I have a CUDA kernel doing some computation on a local variable (in register), and after it gets computed, its value gets written into a global array p
:
__global__ void dd( float* p, int dimX, int dimY, int dimZ )
{
int
i = blockIdx.x*blockDim.x + threadIdx.x,
j = blockIdx.y*blockDim.y + threadIdx.y,
k = blockIdx.z*blockDim.z + threadIdx.z,
idx = j*dimX*dimY + j*dimX +i;
if (i >= dimX || j >= dimY || k >= dimZ)
{
return;
}
float val = 0;
val = SomeComputationOnVal();
p[idx ]= val;
__syncthreads();
}
Unfortunately, this function executes very slow.
However, it runs very fast if I do this:
__global__ void dd( float* p, int dimX, int dimY, int dimZ )
{
int
i = blockIdx.x*blockDim.x + threadIdx.x,
j = blockIdx.y*blockDim.y + threadIdx.y,
k = blockIdx.z*blockDim.z + threadIdx.z,
idx = j*dimX*dimY + j*dimX +i;
if (i >= dimX || j >= dimY || k >= dimZ)
{
return;
}
float val = 0;
//val = SomeComputationOnVal();
p[idx ]= val;
__syncthreads();
}
It also runs very fast if I do this:
__global__ void dd( float* p, int dimX, int dimY, int dimZ )
{
int
i = blockIdx.x*blockDim.x + threadIdx.x,
j = blockIdx.y*blockDim.y + threadIdx.y,
k = blockIdx.z*blockDim.z + threadIdx.z,
idx = j*dimX*dimY + j*dimX +i;
if (i >= dimX || j >= dimY || k >= dimZ)
{
return;
}
float val = 0;
val = SomeComputationOnVal();
// p[idx ]= val;
__syncthreads();
}
So I am confused, and have no idea how to solve this problem. I have used NSight step in, and did not find access violations.
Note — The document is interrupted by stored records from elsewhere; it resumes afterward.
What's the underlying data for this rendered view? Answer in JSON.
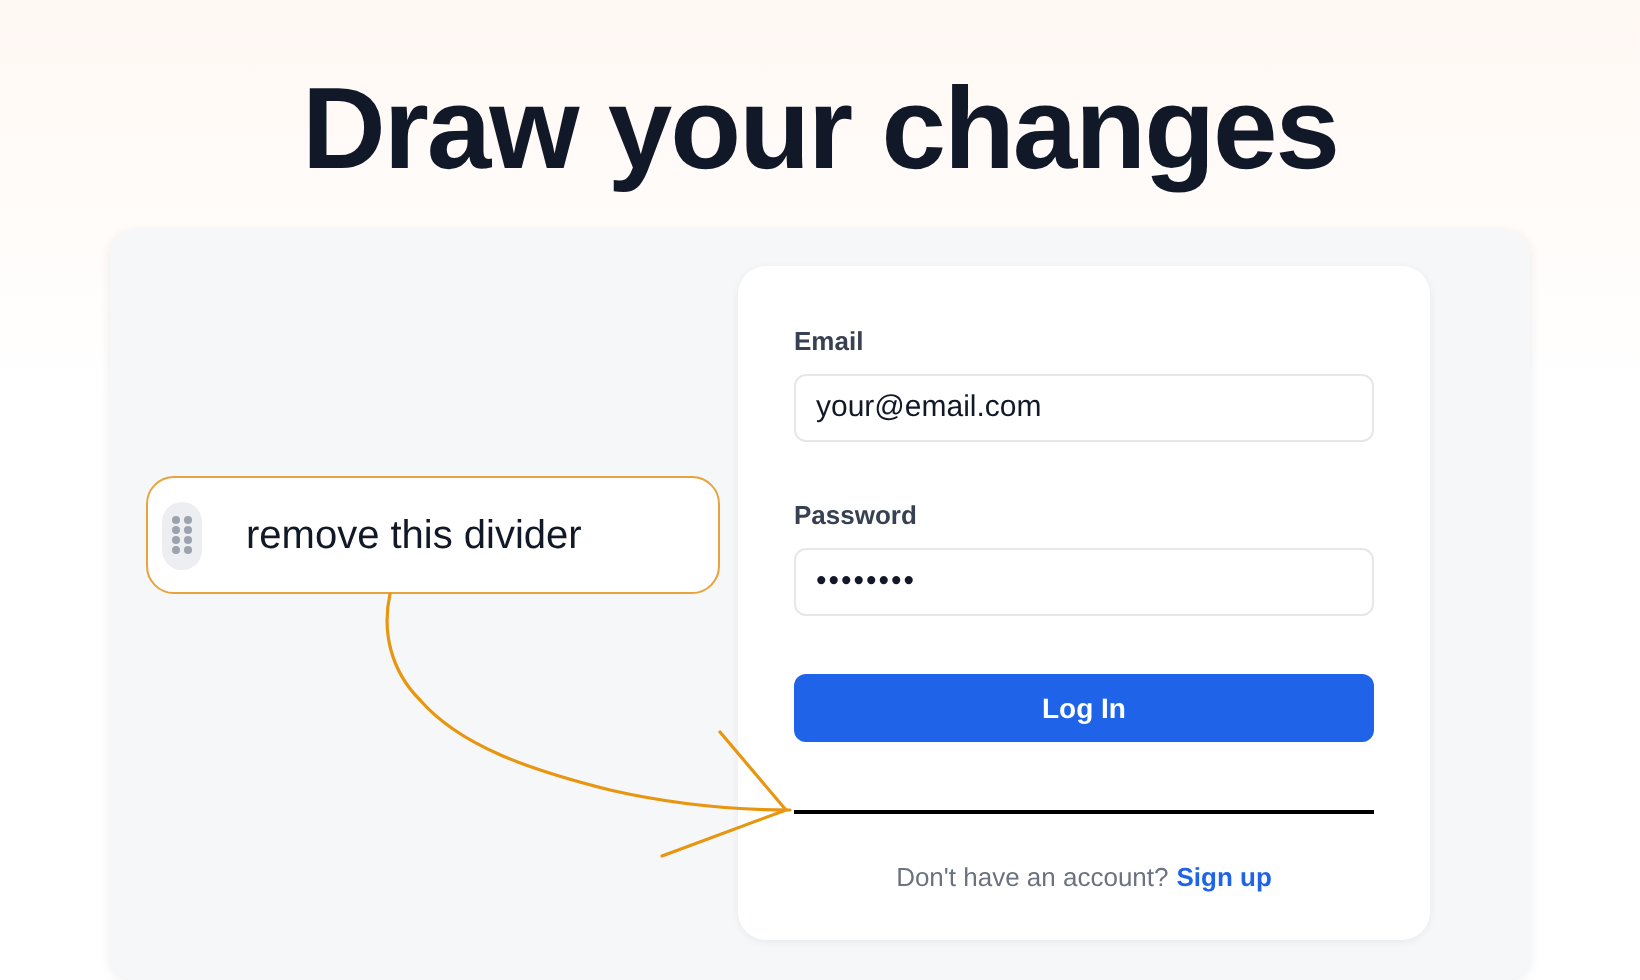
{
  "heading": "Draw your changes",
  "comment": {
    "text": "remove this divider"
  },
  "login_form": {
    "email": {
      "label": "Email",
      "value": "your@email.com"
    },
    "password": {
      "label": "Password",
      "value": "••••••••"
    },
    "submit_button": "Log In",
    "signup_prompt": {
      "text": "Don't have an account?",
      "link": "Sign up"
    }
  }
}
Here is how I launch the kernel (dimX:924; dimY: 16: dimZ: 1120):
dim3
blockSize(8,16,2),
gridSize(dimX/blockSize.x+1,dimY/blockSize.y, dimZ/blockSize.z);
float* dev_p; cudaMalloc((void**)&dev_p, dimX*dimY*dimZ*sizeof(float));
dd<<<gridSize, blockSize>>>( dev_p,dimX,dimY,dimZ);
Could anyone please gives some pointers? Because it does not make much sense to me. All computation of val is fast, and the final step is to move val
into p
. p
never gets involved in the computation, and it only shows up once. So why is it so slow?
The computations are basically a loop over a 512 X 512 matrix. It is pretty fair amount of computation I'd say.